Эймос Стрич вздохнул. Наверное, придется вернуться к этому рискованному занятию – рискованному потому, что пирату никогда нельзя доверять, ибо тот всегда готов перерезать человеку глотку по пьяной прихоти; рискованное потому, что сделки с пиратами с каждым днем становятся все более непопулярными в Виргинии. Но нужно же на что-то жить. И если ему придется отказаться от «Чаши и рога», не может же он, Стрич, опять стать слугой в трактире, ведь его здоровье в весьма плачевном состоянии.
Вскипая ненавистью к этой медноволосой суке, он размышлял о том, как несправедливо с ним обошлись, и его подагрическую ногу пронзала резкая боль. Когда-нибудь и как-нибудь он найдет способ расквитаться с ней, и она еще пожалеет о том дне, когда разорила Эймоса Стрича. Он поклялся в этом самому себе.
Вдруг у него промелькнула неожиданная мысль, и он выпрямился. Если он восстановит связи с пиратами, ему, может, удастся убедить их сделать набег на «Малверн». В поместье много всяких ценностей. Только сегодня на этой шлюхе было целое состояние. И денег там много, это Стрич чуял нутром.
А Тич, когда наберется как следует, становится безрассудным и пойдет на все, если можно разжиться добычей и женщинами. Он очень любит баб, этот Черная Борода. «Конечно же, – думал Стрич, – его необходимо убедить, что в „Малверне“ хватает всякого добра, ради которого стоит пойти на риск, да еще есть и аппетитная девка!»
Они, наверное, смогут пройти на парусах по реке Джеймс и подойдут прямиком к задней двери господского дома. А кто сможет остановить их? Одинокая женщина и горстка пугливых рабов. Всем известно, что драться эти ниггеры не способны.
Порядком приободрившись, Стрич откинулся на спинку сиденья. Закрыв глаза, он представил себе, как эту сучку снова и снова имеют Тич и его люди. А он, Стрич, непременно будет стоять рядом, будет смотреть и злорадно улыбаться. А она будет умолять его спасти ее, будет обещать ему все что угодно, лишь бы он остановил пиратов.

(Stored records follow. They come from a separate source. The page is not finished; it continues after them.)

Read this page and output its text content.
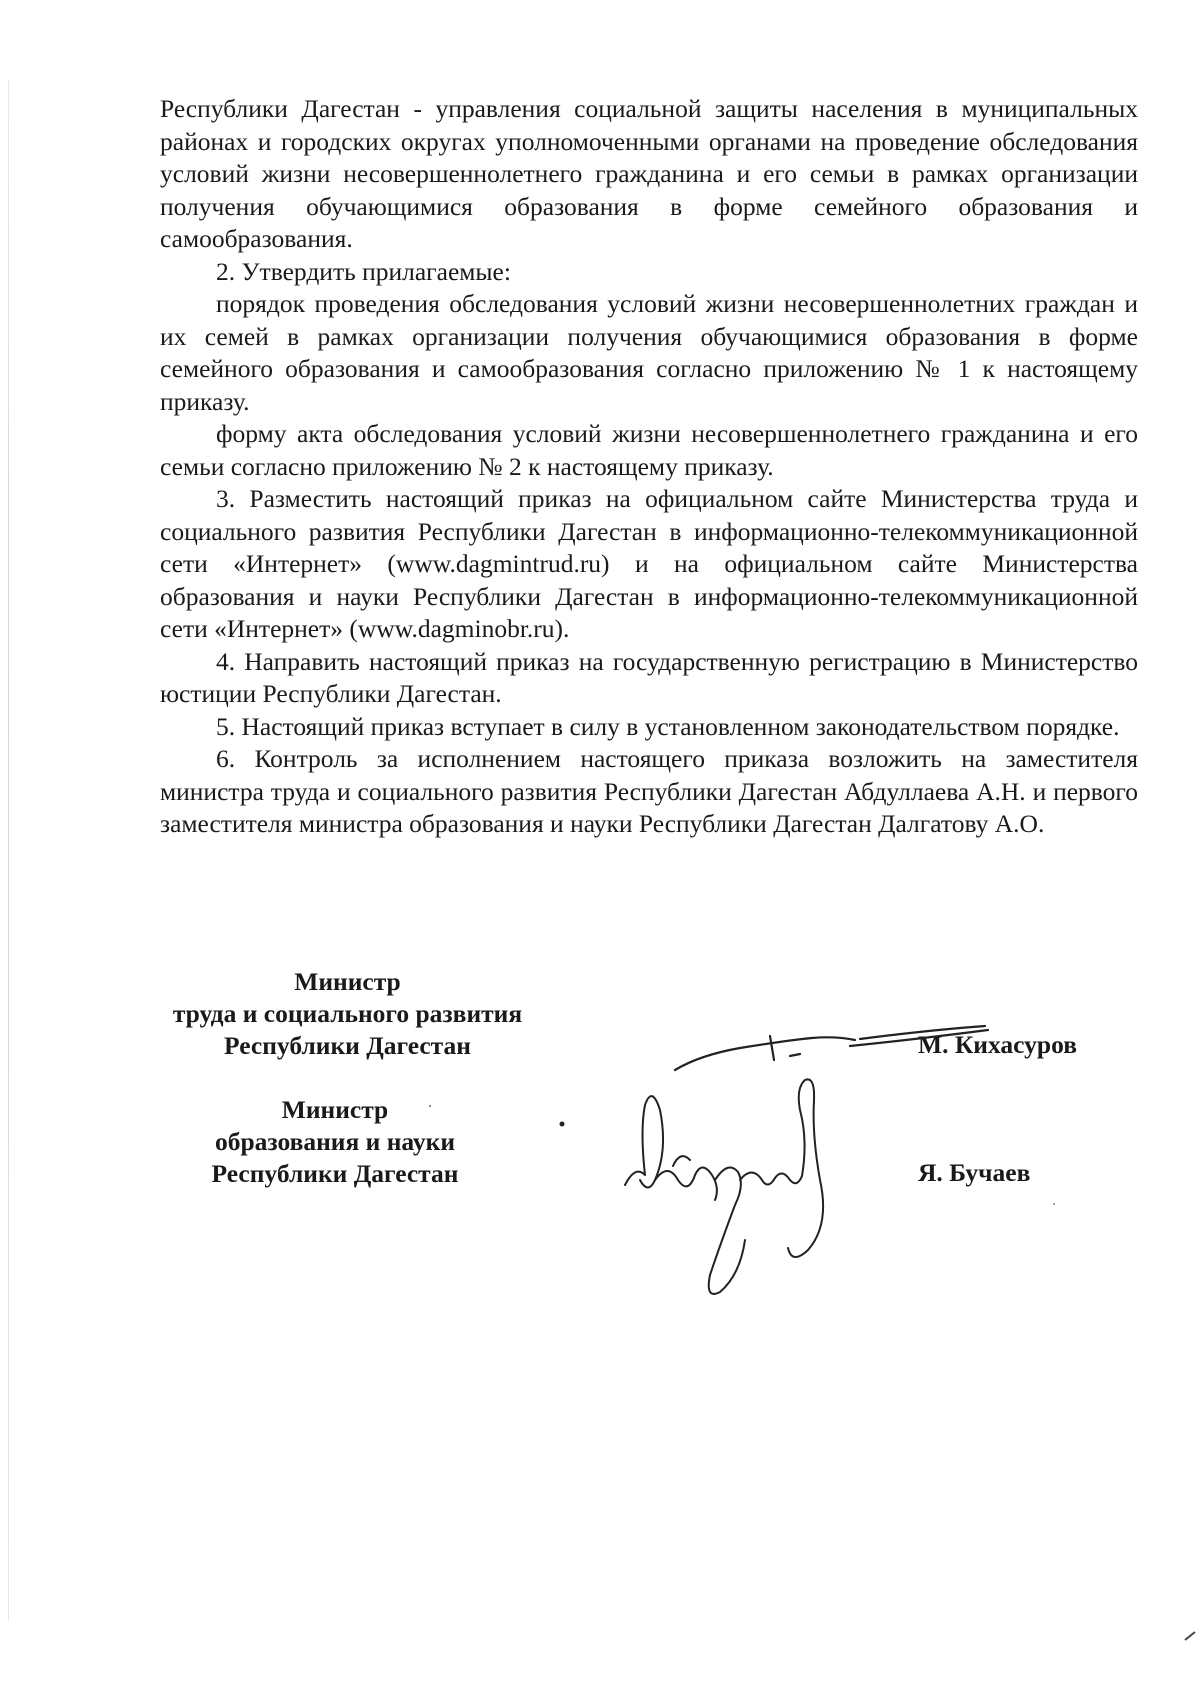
Республики Дагестан - управления социальной защиты населения в муниципальных районах и городских округах уполномоченными органами на проведение обследования условий жизни несовершеннолетнего гражданина и его семьи в рамках организации получения обучающимися образования в форме семейного образования и самообразования.

2. Утвердить прилагаемые:

порядок проведения обследования условий жизни несовершеннолетних граждан и их семей в рамках организации получения обучающимися образования в форме семейного образования и самообразования согласно приложению № 1 к настоящему приказу.

форму акта обследования условий жизни несовершеннолетнего гражданина и его семьи согласно приложению № 2 к настоящему приказу.

3. Разместить настоящий приказ на официальном сайте Министерства труда и социального развития Республики Дагестан в информационно-телекоммуникационной сети «Интернет» (www.dagmintrud.ru) и на официальном сайте Министерства образования и науки Республики Дагестан в информационно-телекоммуникационной сети «Интернет» (www.dagminobr.ru).

4. Направить настоящий приказ на государственную регистрацию в Министерство юстиции Республики Дагестан.

5. Настоящий приказ вступает в силу в установленном законодательством порядке.

6. Контроль за исполнением настоящего приказа возложить на заместителя министра труда и социального развития Республики Дагестан Абдуллаева А.Н. и первого заместителя министра образования и науки Республики Дагестан Далгатову А.О.

Министр
труда и социального развития
Республики Дагестан	М. Кихасуров
Министр
образования и науки
Республики Дагестан	Я. Бучаев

И Стрич задремал, грезя о том прекрасном дне, когда отомстит этой могущественной и надменной Ханне Вернер.
Глава 13
– Это будет ошибкой, дорогая Ханна, – сказал Андре Леклэр.
– Но почему же? – пылко возразила Ханна. – С тех пор как умер Малкольм, в «Малверне» только и знают, что упорно работать и предаваться мрачным настроениям…
– Именно из-за смерти месье Вернера. С того дня не прошло еще и года. По обычаю, вдова должна носить траур не менее года.
– По обычаю! Подумаешь! Вечно мне твердят об обычаях! Я немало потрудилась, следя, как сажают и убирают табак нового урожая. Я была на ногах с утра до ночи. – Она говорила это, гордо подняв голову. – И я полагаю, что моя работа сделана хорошо. Даже Генри не может это отрицать.
– Работа! – Андре скорчил гримасу. – Пахнущая потом работа, подходящая для мужчины, а не для леди, каковой вы стали. Вы еще больше шокировали соседей – женщина управляет огромной плантацией!
– Кто-то же должен этим заниматься. Вы что, хотите, чтобы я пустила все на самотек? Мы собрали отличный урожай, и я справилась с продажей табака не хуже любого мужчины.
– Вам нужно было бы нанять кого-то, кто управлял бы плантацией. Это было бы вполне пристойно.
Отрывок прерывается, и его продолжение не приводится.